The design of a private house in a culturally and historically rated area started with the premise of planning a modern building architecturally of a high standard that references historical villa architecture in a new way and fits into the surrounding historical milieu. An important aspect that influenced the design was the area plan stating that all new buildings should be subordinate to a historically valuable villa in the area.
The concept derives on the one hand from the playfulness of the national romantic style and on the other hand the building methods of the same era: massive wood construction, natural materials, and natural ventilation. The plinth of the building is constructed of a natural stone crawl space foundation, under which is located some cold storage space. The building is constructed of clt-elements and has an assisted natural ventilation system. The facades are clad in timber panelling varying in width and painted in a light shade with linseed oil paint.
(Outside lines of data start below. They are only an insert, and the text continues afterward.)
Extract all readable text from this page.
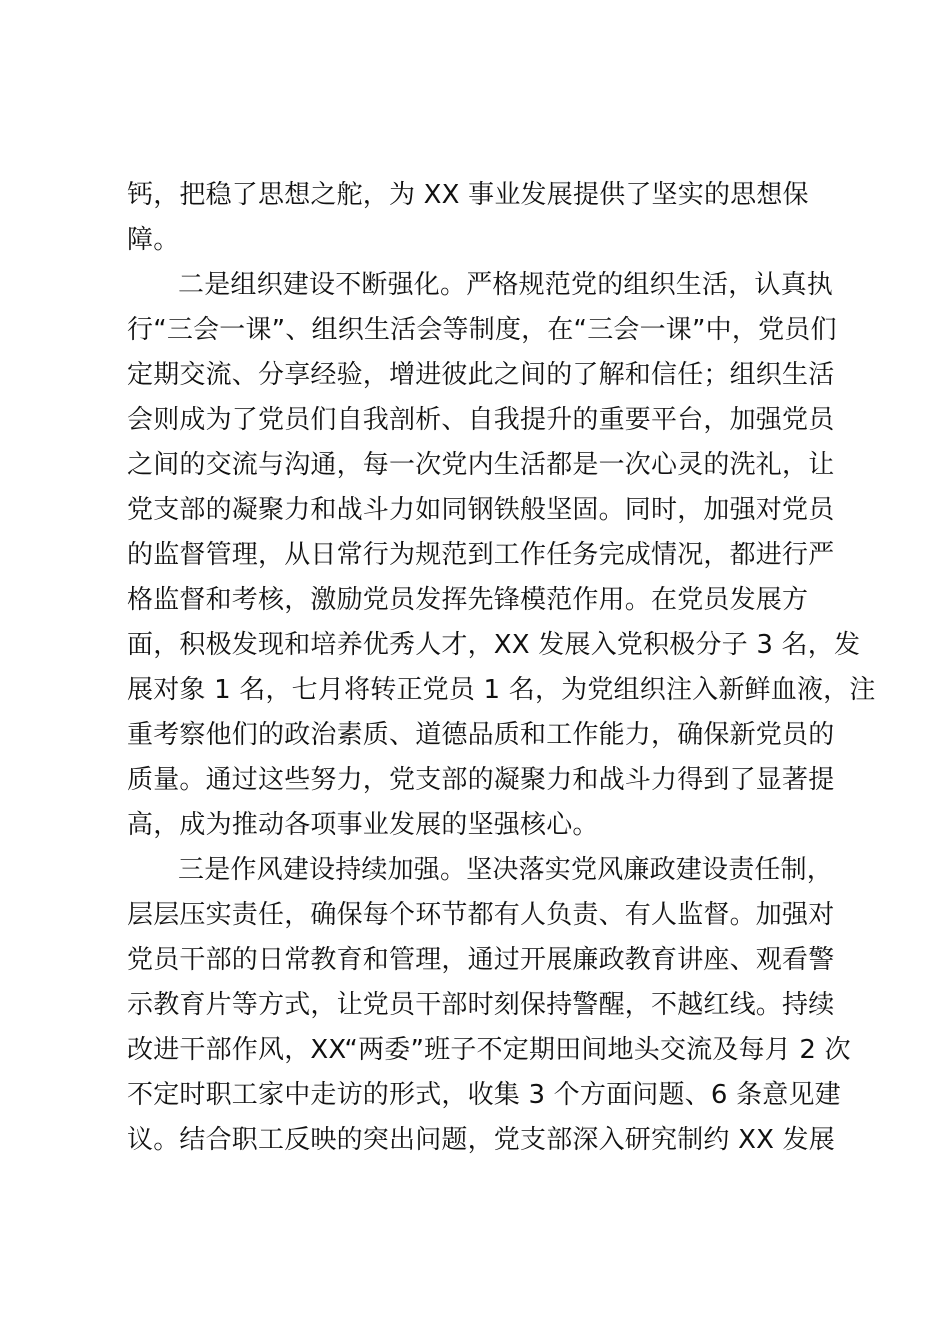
钙，把稳了思想之舵，为 XX 事业发展提供了坚实的思想保
障。
二是组织建设不断强化。严格规范党的组织生活，认真执
行“三会一课”、组织生活会等制度，在“三会一课”中，党员们
定期交流、分享经验，增进彼此之间的了解和信任；组织生活
会则成为了党员们自我剖析、自我提升的重要平台，加强党员
之间的交流与沟通，每一次党内生活都是一次心灵的洗礼，让
党支部的凝聚力和战斗力如同钢铁般坚固。同时，加强对党员
的监督管理，从日常行为规范到工作任务完成情况，都进行严
格监督和考核，激励党员发挥先锋模范作用。在党员发展方
面，积极发现和培养优秀人才，XX 发展入党积极分子 3 名，发
展对象 1 名，七月将转正党员 1 名，为党组织注入新鲜血液，注
重考察他们的政治素质、道德品质和工作能力，确保新党员的
质量。通过这些努力，党支部的凝聚力和战斗力得到了显著提
高，成为推动各项事业发展的坚强核心。
三是作风建设持续加强。坚决落实党风廉政建设责任制，
层层压实责任，确保每个环节都有人负责、有人监督。加强对
党员干部的日常教育和管理，通过开展廉政教育讲座、观看警
示教育片等方式，让党员干部时刻保持警醒，不越红线。持续
改进干部作风，XX“两委”班子不定期田间地头交流及每月 2 次
不定时职工家中走访的形式，收集 3 个方面问题、6 条意见建
议。结合职工反映的突出问题，党支部深入研究制约 XX 发展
The roof with its pointy ceiling lanterns is clad in galvanized sheet metal, as are the roofs of old traditional villas. The natural material palette continues in the interior spaces with bespoke wooden furniture and wooden windows.
The building has two stories and an L-shaped plan. Varied beautiful views to the surrounding scenery open from the interiors of the house. The pointy ceiling lanterns with tall windows facing multiple directions create character to the building. The L-shaped plan creates a natural nook for a more private backyard and terrace. The entrance, housekeeping, and the common spaces such as the living room and dining room are located on the ground floor. Bedrooms and bathrooms are located on the first floor. In the northern end of the house is a cold carport on top of which is a terrace that can be accessed from the bedroom floor.